A few weeks ago, I took my first look at Docker and then followed it up with a slightly more technical look at how layers work. For the uninitiated, Docker allows you to build vm's in a predictable, repeatable manner as a series of layers called images. Automation is where it's at - if you think you'll have to deploy a box several times, your future self will thank you for scripting it out. If you're interested, check out my posts for an okayish intro (I hope to write more).
This week, though, I'm wrapping my head around another tool for building machines called Ansible. Note that Ansible is not an alternative for Docker, but it can actually complement it. I'll post some resources later, but right now I'm just stepping through a tutorial I found on DigitalOcean. But first...
Create two basic Ubuntu VMs
Create a DigitalOcean account and spin up two Ubuntu droplets (the green "create" button in the upper-right). A bottom-tier machine runs $5/mo, so even if you play with these for the rest of the day it'll only run ya 33¢. 🤑
Normally I'd leave "SSH keys" selected for authentication, but for now you can just select "one-time password". You'll get an email for each machine with a temp password, and then you can just open a terminal, type in
ssh firstname.lastname@example.org using whatever IP address you're assigned, and change the password.
Install Ansible on one of them
After you've logged into both machines, follow along with this tutorial. Pick one machine to be the "controller node", where you'll install Ansible. The other machine will be the "host" that the controller node will eventually send commands to. Everything is in the tutorial.
Setup the inventory (hosts file)
Create an SSH key on the controller node
You'll need to create an SSH keypair on the same machine where you installed Ansible (the controller node). Just type
ssh-keygen, accept all the defaults, then use
ssh-copy-id to copy the public key you just created to the other machine (the host). That allows the node controller to communicate with the host.
Here's some output from my node controller, as I was running commands. I color-coded it to make it easier to understand, but basically...
- I tried pinging the host, which failed because SSH wasn't setup yet. (red)
- I created an SSH keypair on the controller node. (green)
- I verified that the keypair was created, and
id_rsa.pubwas present. (purple)
- I copied the public key from the node controller to the host. (orange)
- I ran the first command again, to ping the host. Success! (blue)
Verify that you can run Ansible commands
The authors of the tutorial suggest running the following command from the controller node, just to see that you can run commands against the host(s) you setup - although the
ping command above already did that.
ansible all -a "df -h" -u root
Okay, that wasn't nearly as bad as I thought it'd be!
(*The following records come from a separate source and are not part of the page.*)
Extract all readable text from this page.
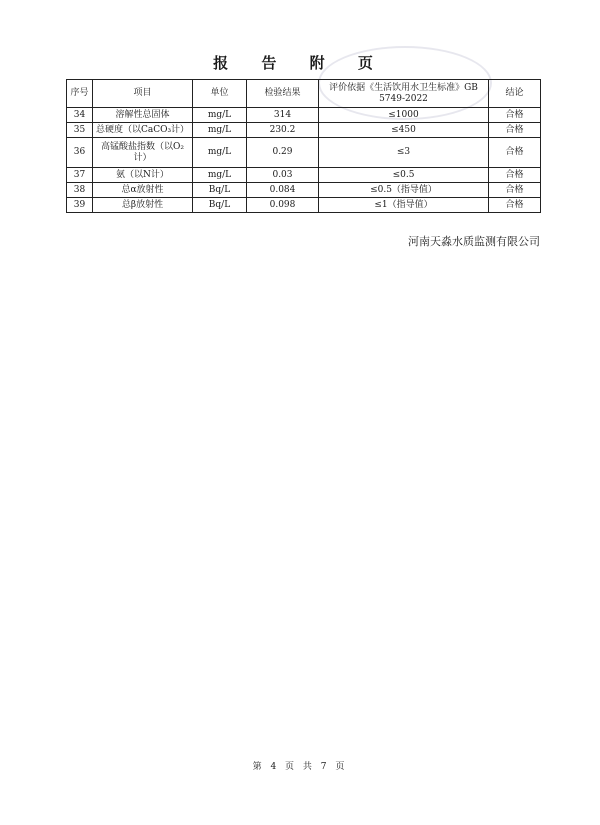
报 告 附 页
序号	项目	单位	检验结果	评价依据《生活饮用水卫生标准》GB 5749-2022	结论
34	溶解性总固体	mg/L	314	≤1000	合格
35	总硬度（以CaCO₃计）	mg/L	230.2	≤450	合格
36	高锰酸盐指数（以O₂计）	mg/L	0.29	≤3	合格
37	氨（以N计）	mg/L	0.03	≤0.5	合格
38	总α放射性	Bq/L	0.084	≤0.5（指导值）	合格
39	总β放射性	Bq/L	0.098	≤1（指导值）	合格
河南天淼水质监测有限公司
第 4 页 共 7 页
If you were doing this in a production environment, you'd want to do way more - creating a non-root sudo user and configuring UFW to allow only the ports you need (like 22) come to mind.
Now that I've got the servers setup and communicating, I plan on going through the rest of Erika's guides. I'll save these for another day though.
I said I'd post other resources, and I don't want to break such an important promise. So.. here's the official ansible docs. I find most of the posts on DO to be of high quality, but I'm not sure anyone's written guides for other flavors of Unix. If you're not using Ubuntu, the docs have steps for quite a few other systems, so check them out.
If you have access to a Percipio account, I found the courses created by Joseph Khoury last year to be pretty easy to understand. I have access to it through my workplace, but I don't know if you can access it as an individual like Pluralsight et al.
And of course there's YouTube, a popular video streaming site that you may not have heard of, if you were frozen 15 years ago and just thawed out today.